Political equality, natural rights, and the sovereignty of the people are the truths to which Thomas Jefferson referred. In one draft, he called them “sacred and undeniable,” until Benjamin Franklin changed the text to “self-evident.”
Lepore breaks her work into four main parts and weaves those foundational elements of political equality, natural rights, and sovereignty through the volume; a touchpoint reached more effectively in some time periods than others. She examines technological innovations and their impact on civil discourse, including via journalism (the printing press, radio, television, and Internet) and campaigns through the decades. For example, it used to be considered insulting for candidates to directly address voters, except through letters printed in newspapers. Can you imagine?
Lepore’s book is in some ways a love letter to America through a lens of tough love. How can you truly love something (a person, a country) without acknowledging its faults and flaws? Through a narrative of soaring prose and incredibly deep citations, Lepore examines the American experiment, warts and all. Taken in combination with Loewen’s work, she provides an excellent example of what a book about American history can accomplish: challenging and educating the reader with a commitment to accuracy and a keen eye to the details of our country’s founding documents.
A well-informed population can look to the future with the full knowledge of challenges their forefathers overcame. It’s no wonder that many are struggling to come to grips with slavery’s impact because it was not and continues to not be taught properly in schools. That leads to an improper understanding of the Confederacy and its racist roots, which means when statues of so-called confederate heroes (ie traitors against the United States) are removed, there are those who do not understand the egregious nature of the crimes of the confederates.

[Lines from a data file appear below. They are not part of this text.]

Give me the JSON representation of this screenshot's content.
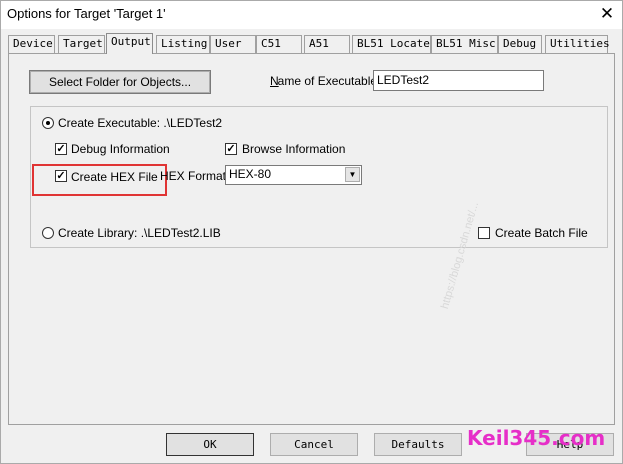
{
  "window": {
    "title": "Options for Target 'Target 1'",
    "close_symbol": "✕"
  },
  "tabs": [
    {
      "label": "Device"
    },
    {
      "label": "Target"
    },
    {
      "label": "Output"
    },
    {
      "label": "Listing"
    },
    {
      "label": "User"
    },
    {
      "label": "C51"
    },
    {
      "label": "A51"
    },
    {
      "label": "BL51 Locate"
    },
    {
      "label": "BL51 Misc"
    },
    {
      "label": "Debug"
    },
    {
      "label": "Utilities"
    }
  ],
  "output": {
    "select_folder_button": "Select Folder for Objects...",
    "name_of_executable_label": "Name of Executable:",
    "name_of_executable_value": "LEDTest2",
    "create_executable_label": "Create Executable:  .\\LEDTest2",
    "create_executable_selected": true,
    "debug_information_label": "Debug Information",
    "debug_information_checked": true,
    "browse_information_label": "Browse Information",
    "browse_information_checked": true,
    "create_hex_label": "Create HEX File",
    "create_hex_checked": true,
    "hex_format_label": "HEX Format:",
    "hex_format_value": "HEX-80",
    "create_library_label": "Create Library:  .\\LEDTest2.LIB",
    "create_library_selected": false,
    "create_batch_label": "Create Batch File",
    "create_batch_checked": false
  },
  "buttons": {
    "ok": "OK",
    "cancel": "Cancel",
    "defaults": "Defaults",
    "help": "Help"
  },
  "watermark": {
    "brand": "Keil345.com",
    "faint_url": "https://blog.csdn.net/..."
  },
  "colors": {
    "highlight_box": "#e03434",
    "watermark": "#e62ec8"
  }
}
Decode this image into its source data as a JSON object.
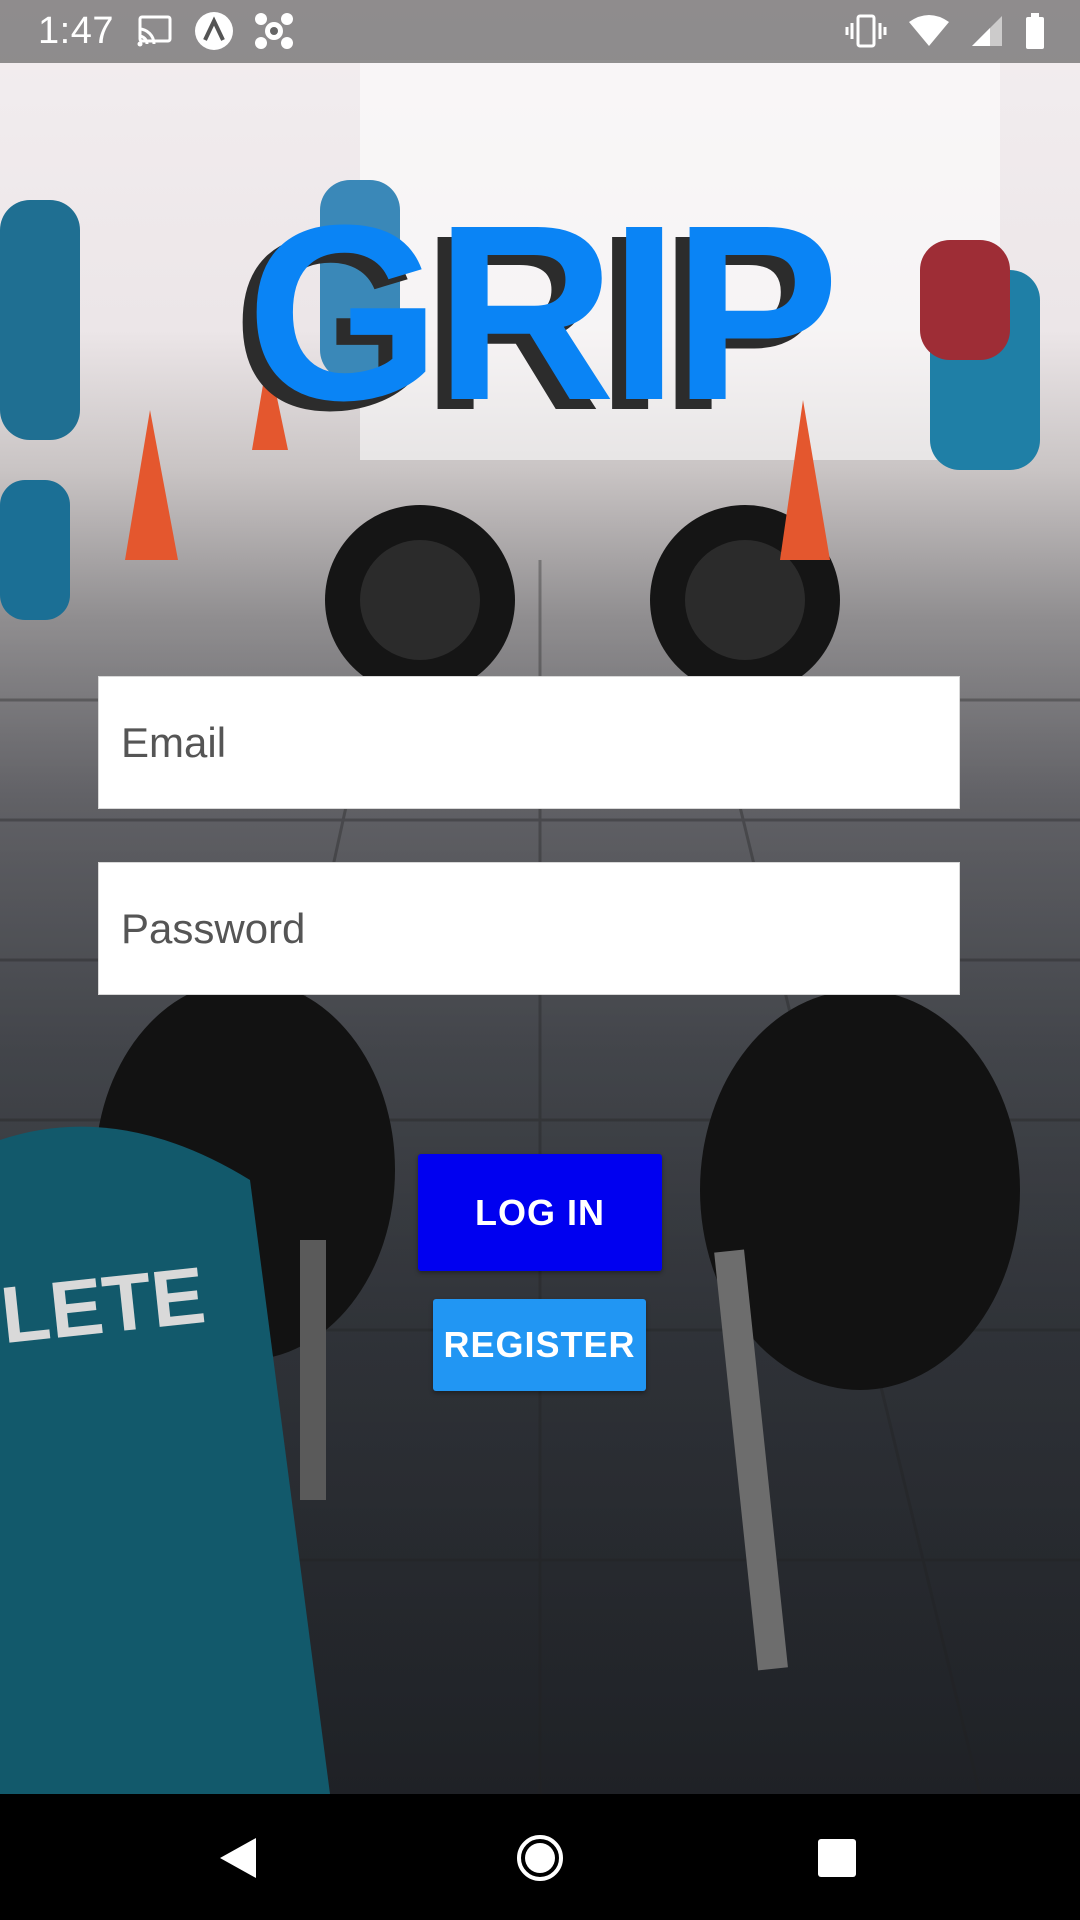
{
  "status_bar": {
    "time": "1:47",
    "left_icons": [
      "cast-icon",
      "app-a-icon",
      "app-settings-icon"
    ],
    "right_icons": [
      "vibrate-icon",
      "wifi-icon",
      "signal-icon",
      "battery-icon"
    ]
  },
  "logo": {
    "text": "GRIP"
  },
  "login_form": {
    "email_placeholder": "Email",
    "password_placeholder": "Password",
    "login_label": "LOG IN",
    "register_label": "REGISTER"
  },
  "nav_bar": {
    "icons": [
      "back-icon",
      "home-icon",
      "recents-icon"
    ]
  },
  "colors": {
    "logo": "#0a84f5",
    "logo_shadow": "#2c2c2c",
    "login_button": "#0000f0",
    "register_button": "#2196f3"
  }
}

Civic education forms a foundation upon which the next generation of leaders is constructed. To learn more about the limits of classroom education in America, pick up Lies My Teacher Told Me (it’s older, so likely available at the library). For a not-so-quick refresher course on American history, grab These Truths. It’s an elegant read, and one which may leave you feeling a bit hopeful in these dark days, knowing that the United States has been through tough times in the past and lived to tell the tale.